Senator Henry Jackson juga mengecarn politik pemukiman Yahudi di
wilayah Tepi Barat. Jackson yang dikenal sebagai pembela gigih
kepentingan Israel, menyatakan bahwa sikap "ngotot" Israel itu
secara politis tidak wajar. Bahkan Senator Adlai Stevenson
menyerukan agar bantuan ekonomi kepada Israel dipotong sebagai
sarlksi bila negara itu tetap bersikeras. Pekan lalu usul
Stevenson ditolak dalam pungutan suara di Senat AS.
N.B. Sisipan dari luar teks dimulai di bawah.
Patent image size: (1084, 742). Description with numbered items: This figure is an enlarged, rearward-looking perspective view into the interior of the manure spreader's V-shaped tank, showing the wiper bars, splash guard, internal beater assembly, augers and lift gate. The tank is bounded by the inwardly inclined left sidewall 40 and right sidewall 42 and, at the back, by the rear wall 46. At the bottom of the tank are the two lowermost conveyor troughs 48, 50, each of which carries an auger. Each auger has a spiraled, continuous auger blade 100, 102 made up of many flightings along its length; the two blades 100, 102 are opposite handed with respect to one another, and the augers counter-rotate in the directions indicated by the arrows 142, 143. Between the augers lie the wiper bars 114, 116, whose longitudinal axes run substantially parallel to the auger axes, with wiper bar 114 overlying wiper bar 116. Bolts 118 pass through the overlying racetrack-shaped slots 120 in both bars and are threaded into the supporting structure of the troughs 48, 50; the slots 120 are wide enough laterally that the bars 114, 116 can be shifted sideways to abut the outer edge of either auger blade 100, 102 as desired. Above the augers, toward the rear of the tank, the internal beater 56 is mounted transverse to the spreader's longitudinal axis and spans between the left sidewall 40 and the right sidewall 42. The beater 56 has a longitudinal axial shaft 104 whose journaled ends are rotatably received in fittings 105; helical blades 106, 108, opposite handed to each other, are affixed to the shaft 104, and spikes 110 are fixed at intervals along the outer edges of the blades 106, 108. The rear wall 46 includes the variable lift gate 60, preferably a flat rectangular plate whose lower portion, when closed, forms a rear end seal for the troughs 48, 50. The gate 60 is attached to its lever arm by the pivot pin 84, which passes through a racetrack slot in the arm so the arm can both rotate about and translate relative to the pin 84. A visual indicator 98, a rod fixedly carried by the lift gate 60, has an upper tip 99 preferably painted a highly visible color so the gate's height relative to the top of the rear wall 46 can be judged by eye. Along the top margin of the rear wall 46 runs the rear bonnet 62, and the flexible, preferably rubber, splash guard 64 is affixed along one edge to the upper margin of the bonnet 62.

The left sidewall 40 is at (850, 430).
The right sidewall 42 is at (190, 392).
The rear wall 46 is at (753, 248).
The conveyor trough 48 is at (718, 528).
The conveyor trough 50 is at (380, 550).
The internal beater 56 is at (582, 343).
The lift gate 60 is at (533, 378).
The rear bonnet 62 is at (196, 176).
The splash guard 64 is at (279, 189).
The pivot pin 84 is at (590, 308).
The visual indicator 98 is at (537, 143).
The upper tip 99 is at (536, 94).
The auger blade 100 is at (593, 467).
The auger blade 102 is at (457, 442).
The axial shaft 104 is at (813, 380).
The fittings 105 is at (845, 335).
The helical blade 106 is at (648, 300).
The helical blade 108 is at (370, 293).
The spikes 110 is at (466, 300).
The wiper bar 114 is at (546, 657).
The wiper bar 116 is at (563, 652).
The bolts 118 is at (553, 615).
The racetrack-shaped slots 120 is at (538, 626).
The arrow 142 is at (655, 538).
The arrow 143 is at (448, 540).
Sebagai reaksi aas pernyataan MEE, PM Israel Menachern Begin
mengecamnya sebagai "Munich kedua". Ia membandingkannya dengan
persetujuan antara PM Inggris Neville Chamberlain dan pihak Nazi
Jerman di Munich tahun 1938, yang menyerahkan sebagian dari
Cekoslowakia kepada pihak Nazi. Begin sudah sering menyamakan
PLO dengan pasukan SS Nazi.
PLO sendiri -- setelah perundingan semalam suntuk di Damaskus
--ternyata menolak pernyataan MEE itu. Dianggapnya itu sebagai
kapitulasi negara MEE terhadap tekanan AS. PLO menilai
pernyataan itu senada dengan rencana perdamaian Camp David dan
mengecamnya karena tidak mengakui PLO sebagai wakil sah dan
satu-satunya dari bangsa l'alestina. Yasir Arafat mengungkapkan
bahwa organisasinya tidak membutuhkan "sepotong tulang" dari
pihak negara MEE untuk memperoleh haknya atas kedaulatan .
Suria bernada serupa. Juga Jordania menyesalkan bahwa pernyataan
MEE gagal dalam tujuan mulanya.
Tak Terlalu Berkhayal
Tapi Menteri Negara Mesir, Butros Ghali yang bertanggungjawab
atas masalah luar negeri, menyatakan pernyataan MEE sangat
bermanfaat. Ghali yang sedang berkunjung ke Negeri Belanda pekan
lalu gembira bahwa negara Eropa mengakui kehadiran Palestina
suatu syarat mutlak bagi keberhasilan penyelesaian di Timur
Tengah.
Pembicaraan direncanakan lagi di Washington awal Juli antara AS,
Mesir dan Israel. Tampaknya AS bermaksud mengimbangi pernyataan
MEE. Tapi menurut Presiden Anwar Sadat, Carter tak akan mungkin
melepaskan diri dari cengkeraman pemilihan presiden dengan
mengambil inisiatif baru dalam perundingan perdamaian di Timur
Tengah.
Sadat menghadapi banyak problem dalam negeri sendiri -- antara
lain meningkatnya permusuhan Libia. Maka penundaan perundingan
dengan Israel dinilainya mungkin ada baiknya sementara menunggu
pemerintahan Begin jatuh dan digantikan oleh pemerintahan yang
lebih moderat.
Harapannya tidak terlalu berkhayal. Begin memang menghadapi
tantangan berat untuk mempertahankan pemerintahan koalisinya.
Sejak awal Mei Menteri Pertahanan Ezer Weizman mengundurkan
diri, kemelut dalam kabinetnya belum selesai.
Sementara itu golongan ekstrim Israel meneror penduduk Arab
untuk mempertahankan pemukiman di wilayah Tepi Barat. Begin
tidak mencegahnya.
Pada waktu Sadat mulai lebih kritis terhadap Begin, sikapnya
terhadap Arab Saudi mulai mendekat. Misalnya Sadat memerintahkan
agar pers Mesir mengurangi kritik tentang Arab Saudi. Ia juga
melarang dan mengecam film Death of a Princess, yang sangat
merisaukan pihak Saudi. Meskipun disanggah keras, menurut sumber
diplomatik, hubungan tidak resmi sudah mulai diadakan antara
kedua pemerintah itu. Hubungan keduanya terputus setelah Mesir
menandatangani perjanjian Camp David 2 tahun lalu.